The Birth Information and Tracing Bill 2022 will robustly fulfill the vast majority of the report's recommendations, specifically addressing recommendations 1- 14 inclusive. In terms of the status of this Bill, it was passed by Dáil Éireann on 27th April 2022 and is currently at Committee Stage in Seanad Éireann. My hope is that it will be enacted this summer, with some elements of the legislation having immediate effect and others being commenced in the autumn.
In relation to recommendation 16 regarding a payment towards legal costs associated with, for example, a declaration of parentage - I have previously signalled my intention to establish a payment scheme to make once-off payments of €3,000 to the individuals affected by confirmed illegal birth registration.
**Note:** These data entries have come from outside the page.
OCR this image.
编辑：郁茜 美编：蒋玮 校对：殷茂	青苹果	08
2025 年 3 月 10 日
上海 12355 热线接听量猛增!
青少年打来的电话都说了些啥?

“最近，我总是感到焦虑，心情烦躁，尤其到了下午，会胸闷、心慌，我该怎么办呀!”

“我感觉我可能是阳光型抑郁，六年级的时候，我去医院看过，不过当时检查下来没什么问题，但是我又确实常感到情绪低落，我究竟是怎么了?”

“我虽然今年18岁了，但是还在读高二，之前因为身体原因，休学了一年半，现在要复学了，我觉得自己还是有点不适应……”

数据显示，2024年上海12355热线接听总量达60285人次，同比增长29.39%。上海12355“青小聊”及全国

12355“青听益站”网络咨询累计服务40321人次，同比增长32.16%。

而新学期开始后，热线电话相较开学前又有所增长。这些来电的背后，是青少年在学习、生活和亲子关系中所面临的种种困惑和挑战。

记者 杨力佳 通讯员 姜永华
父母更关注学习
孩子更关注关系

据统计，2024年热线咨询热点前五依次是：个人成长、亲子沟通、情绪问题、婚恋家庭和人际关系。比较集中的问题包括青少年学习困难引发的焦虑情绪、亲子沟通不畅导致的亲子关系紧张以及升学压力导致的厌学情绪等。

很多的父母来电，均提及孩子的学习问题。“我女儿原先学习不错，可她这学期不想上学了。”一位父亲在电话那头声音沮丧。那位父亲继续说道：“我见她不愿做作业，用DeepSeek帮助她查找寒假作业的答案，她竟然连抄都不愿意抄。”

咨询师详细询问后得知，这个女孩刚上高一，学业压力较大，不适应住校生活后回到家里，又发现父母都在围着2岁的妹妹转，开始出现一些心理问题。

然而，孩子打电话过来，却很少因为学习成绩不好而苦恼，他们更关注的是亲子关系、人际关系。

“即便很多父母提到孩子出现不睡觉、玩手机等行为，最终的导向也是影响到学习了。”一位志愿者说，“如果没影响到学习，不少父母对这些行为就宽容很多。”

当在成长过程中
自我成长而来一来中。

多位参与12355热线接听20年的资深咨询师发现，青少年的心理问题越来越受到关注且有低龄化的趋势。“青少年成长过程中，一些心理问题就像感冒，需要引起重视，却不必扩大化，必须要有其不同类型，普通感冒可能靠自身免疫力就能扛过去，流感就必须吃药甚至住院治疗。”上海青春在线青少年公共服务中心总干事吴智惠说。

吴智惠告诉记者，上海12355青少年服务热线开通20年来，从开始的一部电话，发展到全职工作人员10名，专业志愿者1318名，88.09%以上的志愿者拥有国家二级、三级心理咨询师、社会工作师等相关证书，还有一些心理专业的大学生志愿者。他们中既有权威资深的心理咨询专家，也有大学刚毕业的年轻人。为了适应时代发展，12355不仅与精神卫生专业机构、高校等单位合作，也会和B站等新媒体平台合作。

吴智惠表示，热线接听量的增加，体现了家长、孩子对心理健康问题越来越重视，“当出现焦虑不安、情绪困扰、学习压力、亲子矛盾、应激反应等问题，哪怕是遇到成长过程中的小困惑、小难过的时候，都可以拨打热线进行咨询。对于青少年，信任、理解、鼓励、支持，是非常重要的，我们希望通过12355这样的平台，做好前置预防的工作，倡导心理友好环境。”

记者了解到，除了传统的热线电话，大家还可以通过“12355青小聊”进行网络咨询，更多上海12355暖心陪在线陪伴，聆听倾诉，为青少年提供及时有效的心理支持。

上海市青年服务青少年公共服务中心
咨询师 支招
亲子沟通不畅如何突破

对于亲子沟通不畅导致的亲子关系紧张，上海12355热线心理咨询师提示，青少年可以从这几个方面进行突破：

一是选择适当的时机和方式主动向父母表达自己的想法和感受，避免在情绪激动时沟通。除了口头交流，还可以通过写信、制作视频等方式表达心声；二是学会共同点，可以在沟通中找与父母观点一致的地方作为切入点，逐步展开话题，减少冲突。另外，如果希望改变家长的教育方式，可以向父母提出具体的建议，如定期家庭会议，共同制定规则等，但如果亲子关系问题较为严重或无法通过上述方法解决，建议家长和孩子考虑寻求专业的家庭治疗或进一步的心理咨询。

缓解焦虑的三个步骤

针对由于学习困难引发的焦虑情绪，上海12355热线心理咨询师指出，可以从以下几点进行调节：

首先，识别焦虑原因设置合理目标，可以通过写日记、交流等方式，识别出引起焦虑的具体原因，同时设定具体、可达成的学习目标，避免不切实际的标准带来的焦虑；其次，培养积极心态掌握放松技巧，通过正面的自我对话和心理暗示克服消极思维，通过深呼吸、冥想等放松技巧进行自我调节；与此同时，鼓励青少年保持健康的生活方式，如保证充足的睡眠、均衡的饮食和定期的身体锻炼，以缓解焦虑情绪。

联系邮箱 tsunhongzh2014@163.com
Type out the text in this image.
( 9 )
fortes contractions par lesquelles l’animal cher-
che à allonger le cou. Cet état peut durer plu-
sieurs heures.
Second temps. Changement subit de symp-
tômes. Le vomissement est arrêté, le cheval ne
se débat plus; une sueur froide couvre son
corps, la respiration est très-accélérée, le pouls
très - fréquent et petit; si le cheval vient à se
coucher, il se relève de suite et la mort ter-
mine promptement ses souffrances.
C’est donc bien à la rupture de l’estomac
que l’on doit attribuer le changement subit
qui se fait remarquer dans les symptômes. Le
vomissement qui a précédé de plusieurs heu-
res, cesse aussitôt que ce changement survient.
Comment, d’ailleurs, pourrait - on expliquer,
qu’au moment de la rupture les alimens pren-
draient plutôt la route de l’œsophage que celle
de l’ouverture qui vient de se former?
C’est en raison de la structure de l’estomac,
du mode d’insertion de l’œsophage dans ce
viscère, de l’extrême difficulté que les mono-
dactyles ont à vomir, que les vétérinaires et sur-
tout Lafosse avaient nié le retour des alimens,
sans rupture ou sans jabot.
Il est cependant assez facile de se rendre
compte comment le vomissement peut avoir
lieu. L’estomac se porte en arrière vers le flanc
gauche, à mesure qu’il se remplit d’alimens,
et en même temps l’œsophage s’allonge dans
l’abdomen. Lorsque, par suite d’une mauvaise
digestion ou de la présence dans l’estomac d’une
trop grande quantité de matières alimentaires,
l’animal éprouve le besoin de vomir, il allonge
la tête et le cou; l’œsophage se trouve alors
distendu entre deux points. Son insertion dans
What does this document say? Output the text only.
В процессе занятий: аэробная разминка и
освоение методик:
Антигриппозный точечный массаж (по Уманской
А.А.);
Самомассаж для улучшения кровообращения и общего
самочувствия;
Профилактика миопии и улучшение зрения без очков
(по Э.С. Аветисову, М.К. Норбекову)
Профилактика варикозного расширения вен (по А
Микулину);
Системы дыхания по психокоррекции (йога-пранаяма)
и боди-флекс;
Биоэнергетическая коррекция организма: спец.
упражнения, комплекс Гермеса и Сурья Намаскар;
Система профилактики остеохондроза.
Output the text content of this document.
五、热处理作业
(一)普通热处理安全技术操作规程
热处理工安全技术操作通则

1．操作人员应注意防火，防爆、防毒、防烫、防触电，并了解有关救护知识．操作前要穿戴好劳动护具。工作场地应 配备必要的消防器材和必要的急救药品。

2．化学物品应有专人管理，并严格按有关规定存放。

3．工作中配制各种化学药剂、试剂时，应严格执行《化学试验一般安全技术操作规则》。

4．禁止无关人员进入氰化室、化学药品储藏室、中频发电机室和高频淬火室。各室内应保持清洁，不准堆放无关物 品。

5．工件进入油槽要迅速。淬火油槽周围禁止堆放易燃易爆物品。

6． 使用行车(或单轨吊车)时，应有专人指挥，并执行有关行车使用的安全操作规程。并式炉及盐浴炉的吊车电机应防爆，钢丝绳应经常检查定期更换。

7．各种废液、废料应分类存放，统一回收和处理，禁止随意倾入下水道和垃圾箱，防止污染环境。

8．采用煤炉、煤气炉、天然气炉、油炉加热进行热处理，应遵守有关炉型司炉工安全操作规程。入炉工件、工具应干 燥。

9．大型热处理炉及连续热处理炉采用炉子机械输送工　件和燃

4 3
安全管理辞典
The development of this scheme is at an advanced stage with a view to implementation as soon as possible in 2022.
In relation to recommendation 17 that a State inquiry into illegal adoptions should be established on a non-statutory basis, this must be considered in the context of the overall Action Plan for Survivors and Former Residents of Mother and Baby and County Home Institutions and, specifically, in the context of the recently announced proposals for a National Centre for Research and Remembrance. The Centre will comprise a number of distinct, yet interrelated, areas, including a museum and exhibition space, the development of which will be led by the National Museum of Ireland; and a place for reflection and remembrance.
In addition, it will contain a research centre and central repository of records related to institutional trauma in the 20th century, which will form part of the National Archives. One unique aspect of the central repository will be the intended inclusion of the personal testimonies of survivors; allowing the lived experiences of survivors- in their own words- to be formally acknowledged as part of the official record and preserved for posterity.
This important initiative, therefore, addresses the issue of access to records which is so crucial for any further analysis or inquiry, as well as fulfilling one of the key objectives of any truth commission, namely giving voice and providing official recognition to the lived experience of people affected by the legacy of these institutions and historical adoption practices.